As early as last year's reorganization plan disclosed, analysts proposed in an interview with the reporter of the Daily Economic News that they were concerned about the loss of talents in the future of Ziguang Group. After the reorganization, Ziguang Group's company also had different degrees of personnel changes.
Specifically, in August last year, Ziguang Guowei (SZ002049, a stock price of 200.7 yuan, and a market value of 121.8 billion yuan) issued an announcement saying that the board of directors received a written resignation report submitted by Director Diao Shijing on August 20. Consissed any position of the company.

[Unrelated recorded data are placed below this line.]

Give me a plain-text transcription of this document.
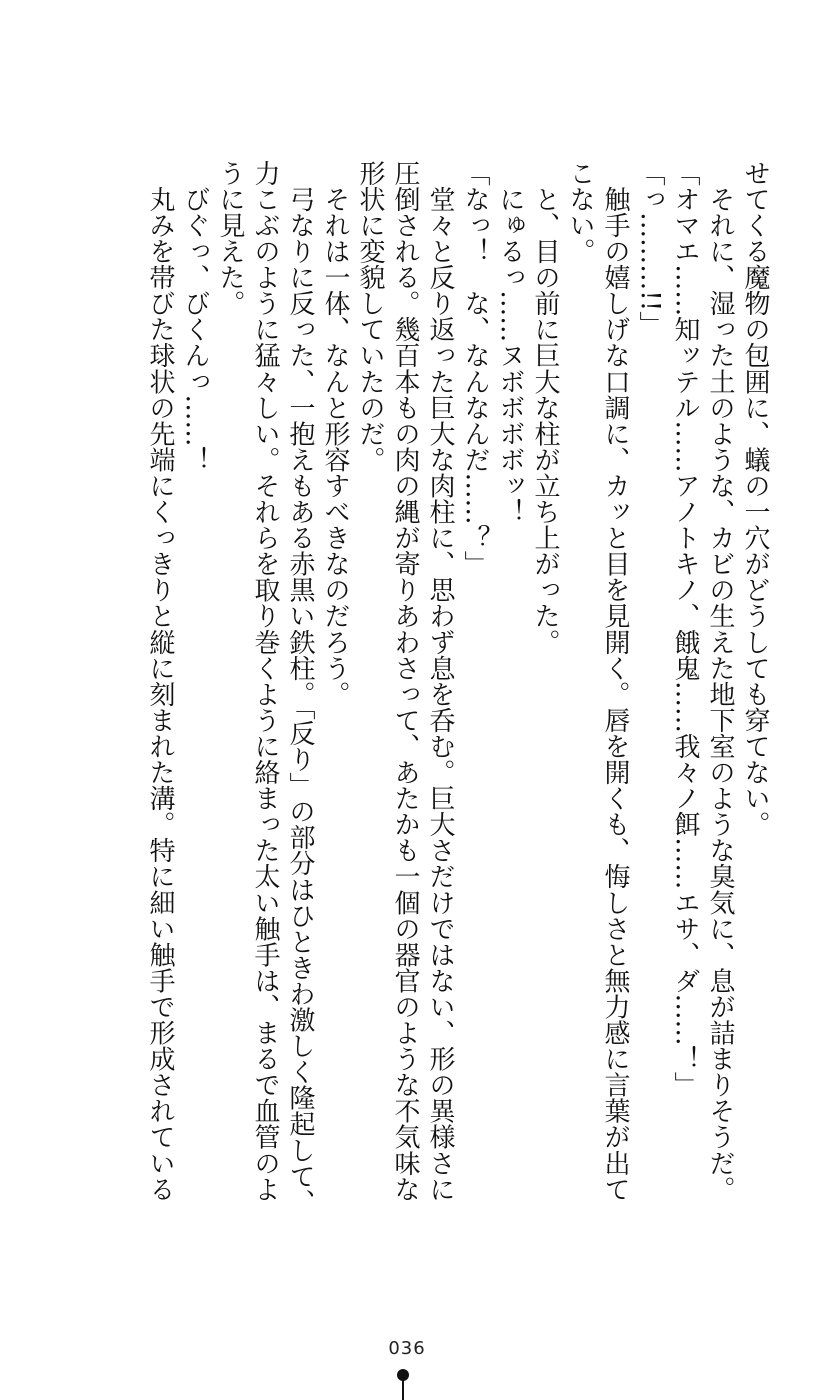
せてくる魔物の包囲に、蟻の一穴がどうしても穿てない。
　それに、湿った土のような、カビの生えた地下室のような臭気に、息が詰まりそうだ。
「オマエ……知ッテル……アノトキノ、餓鬼……我々ノ餌……エサ、ダ……！」
「っ………!!」
　触手の嬉しげな口調に、カッと目を見開く。唇を開くも、悔しさと無力感に言葉が出て
こない。
　と、目の前に巨大な柱が立ち上がった。
　にゅるっ……ヌボボボボッ！
「なっ！　な、なんなんだ……？」
　堂々と反り返った巨大な肉柱に、思わず息を呑む。巨大さだけではない、形の異様さに
圧倒される。幾百本もの肉の縄が寄りあわさって、あたかも一個の器官のような不気味な
形状に変貌していたのだ。
　それは一体、なんと形容すべきなのだろう。
　弓なりに反った、一抱えもある赤黒い鉄柱。「反り」の部分はひときわ激しく隆起して、
力こぶのように猛々しい。それらを取り巻くように絡まった太い触手は、まるで血管のよ
うに見えた。
　びぐっ、びくんっ……！
　丸みを帯びた球状の先端にくっきりと縦に刻まれた溝。特に細い触手で形成されている
036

On February 11 this year, the legal representative and chairman of the 5G communication chip company Ziguang Zhanrui (Shanghai) Technology Co., Ltd. (hereinafter referred to as Ziguang Zhanrui), a 5G communication chip company, changed from Zhao Weiguo to Wu Shengwu. In the same month, Ziguang Zhanrui disclosed that Chu Qing no longer served as the company's chief executive officer and appointed CEO of the company.
Judging from the performance alone, Chu Qing is a "hero" of Ziguang Zhanrui. He joined Ziguang Zhanrui in 2018. In 2019, Chu Qing sorted out three business directions for Ziguang Zhanrui in an interview with the media: consumer electronics, industrial electronics , Pan -connected. In January of this year, Ziguang Zhanrui handed over a good performance. In 2021, revenue achieved 11.7 billion yuan, an increase of 78%year -on -year, consumer electronics business revenue increased by more than 60%year -on -year, and industrial electronics revenue increased by more than 120%year -on -year.